During the last 15 years, many African countries were "preoccupied with the removal of inappropriate policies involving internal market decontrol, better management of extension and credit systems, and the restructuring and reorientation of agricultural institutions and infrastructures," says Mrs. Makinwa-Adebusoye. Although these initiatives led to "pockets of good performance," in per capita terms, food production in Africa declined by 23 per cent over the last quarter-century, as Africa's population has been growing rapidly. "With the existing traditional low-input levels of production," she emphasizes, "many African countries now find it difficult to feed this growing population." While shifting and long-fallow cultivation practices and seasonal pastoralism were appropriate under conditions of slow population growth, abundant land and limited capital and technical knowledge, such methods are "no longer adequate."
Previously, the ECA had separate divisions on agriculture (jointly operated with the UN Food and Agriculture Organization), population and natural resources. But following wide-ranging discussions with other UN agencies, government experts, non-governmental organizations and the private sector, the ECA decided to bring together into one division its staff from the three old divisions. This was approved by African ministers responsible for economic and social development and planning meeting in Addis Ababa, the ECA's headquarters, in May 1996, and Mrs. Makinwa-Adebusoye, a Harvard Ph.D graduate in population science with considerable experience in food security and the environment, was named to head the new division.
The division, says Mrs.
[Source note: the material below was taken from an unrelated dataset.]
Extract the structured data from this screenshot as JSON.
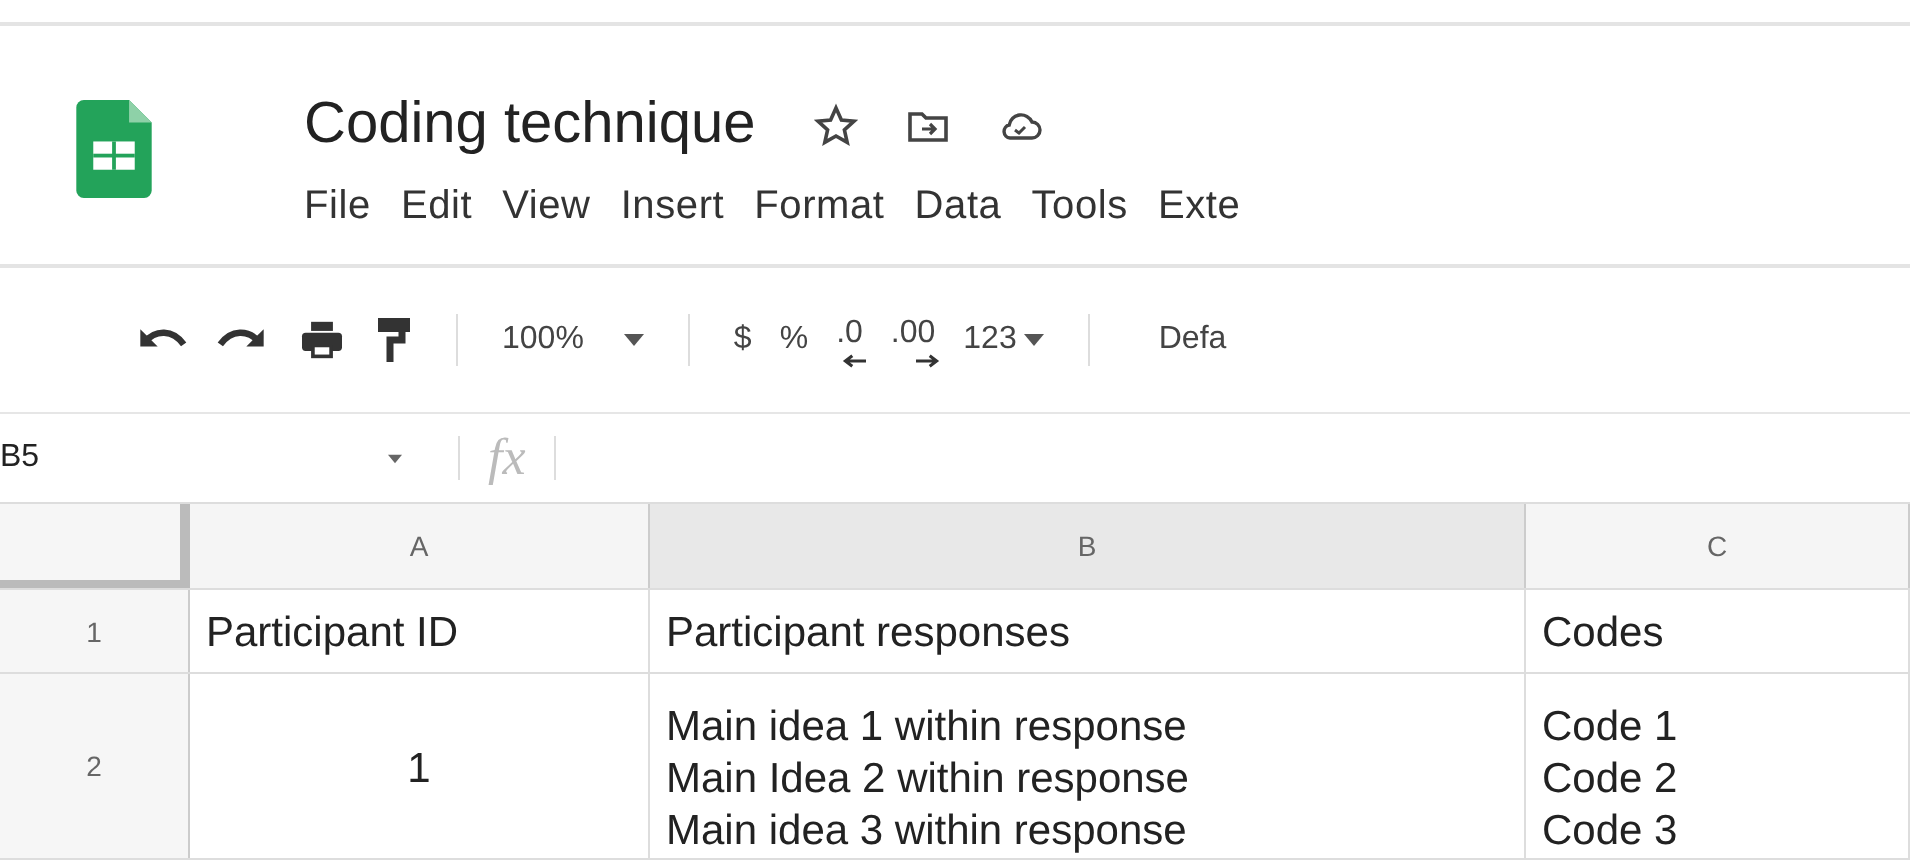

Makinwa-Adebusoye, is "focusing its energies on information collection and dissemination, the identification of best practices now emerging in some food security and sustainable development initiatives in Africa, as well as on advocacy of sound policy with the Commission's member states." The aim is to facilitate "three essential transitions in Africa: the transition to more effective and sustainable land use; the demographic transition; and the transition to environmental conservation." She adds that "partnership and collaboration with all stakeholders in these transitions will be essential and networking will be encouraged, with appropriate emphasis on capacity building."